Common sense is a tricky thing to find some days, and I think quite wrongly named as it is rarely common. I think what common sense should be called is the key that allows you to access a universal truth that you often miss because it is too close to your eyes. It’s the good old adage about not seeing the forest for the tress. You know there is a wall in front of you but until you have the words to describe it and the image identified you can’t comprehend how to get around it.
I think some people shy away from common sense because the trust almost always comes at a cost: change. As soon as you’ve been told something new and accept it, you must change the way you perceive the world and this thought can be terrifying. It’s how ideas can move mountains and inspire nations. The true may set you free, but the next question is always ‘then what’, and that’s the one that matters most. ‘Then what’ is the truth that blinds. Like looking at anything bright however if we squint at first and then slowly open our eyes we are actually able to perceive the image before us slowly and steadily. This is how we must access our universal truths.
There is of course also the age old debate about whether leaders, the ones who help us find our way to the truth, are born or bread. I for one would like to think they are shaped. Everything in life that you come in contact with shapes you in some way, leaders simply react positivity to the change. If this is in fact true then anyone can become a leader, they simply need to shift the paradigm of their perception. Simple is rarely actually that however, and with every passing day the change required becomes exponentially greater. Luckily, like Newton stated so many years ago, the opposite is also true. The more often you tap into common sense the easier it becomes: the light naturally is less blinding. Consequentially the change required is also smaller and easier to incorporate into your daily life.
Change then is most easily accessed by children but this should come as no surprise. Most people I know can single out a handful of mentors without whom they would not have even seen the door to common sense. Interestingly, most also can list a certain point or two in their life where they were forced to make a difficult choice. Despite the immediate consequences they choose to listen to their common sense and do what they felt was right. The result is often painful at first, akin to the pains of growing up, but the result is someone who they are proud to say they have become.

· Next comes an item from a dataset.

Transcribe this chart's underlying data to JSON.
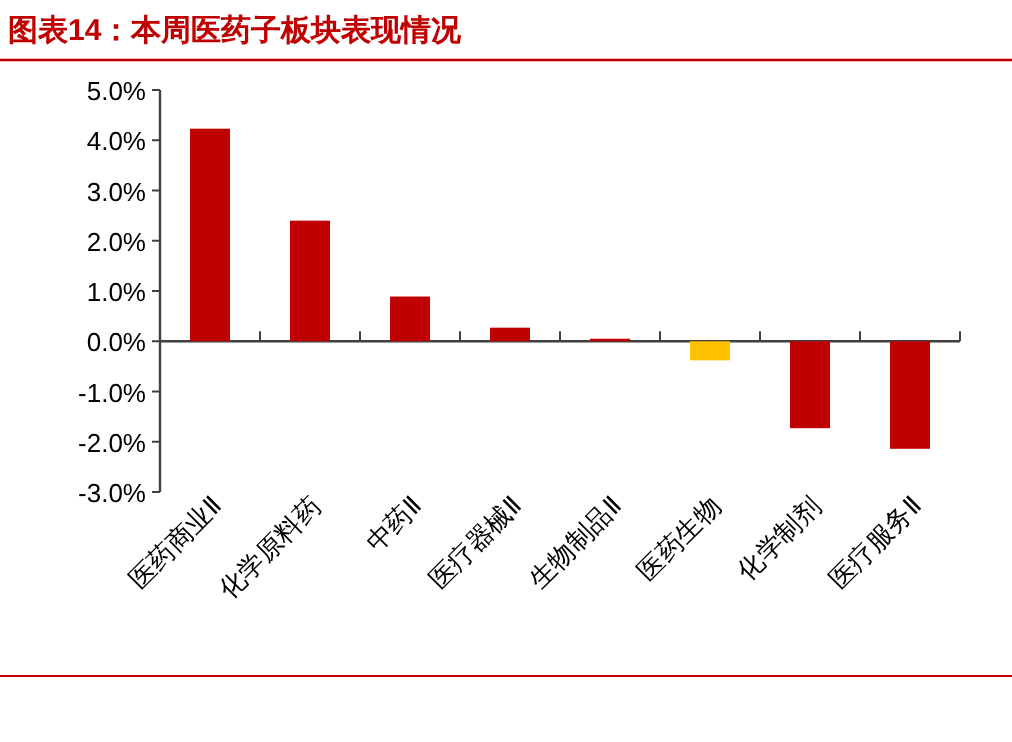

Although we can look to our children as our future, and the hope of a better time, in the end it is the here and now that is the only thing that can be affected. Each and every one of us must look to ourselves as a person who can actively effect change. The moral of the story here is that every day we are faced with choices that we chose to ignore because doing so is easy. But, if we instead chose to listen to what we know to be right, our common sense, our universal truths, then we would all be on the road to self betterment and positive change. A road that only gets easier after the first step.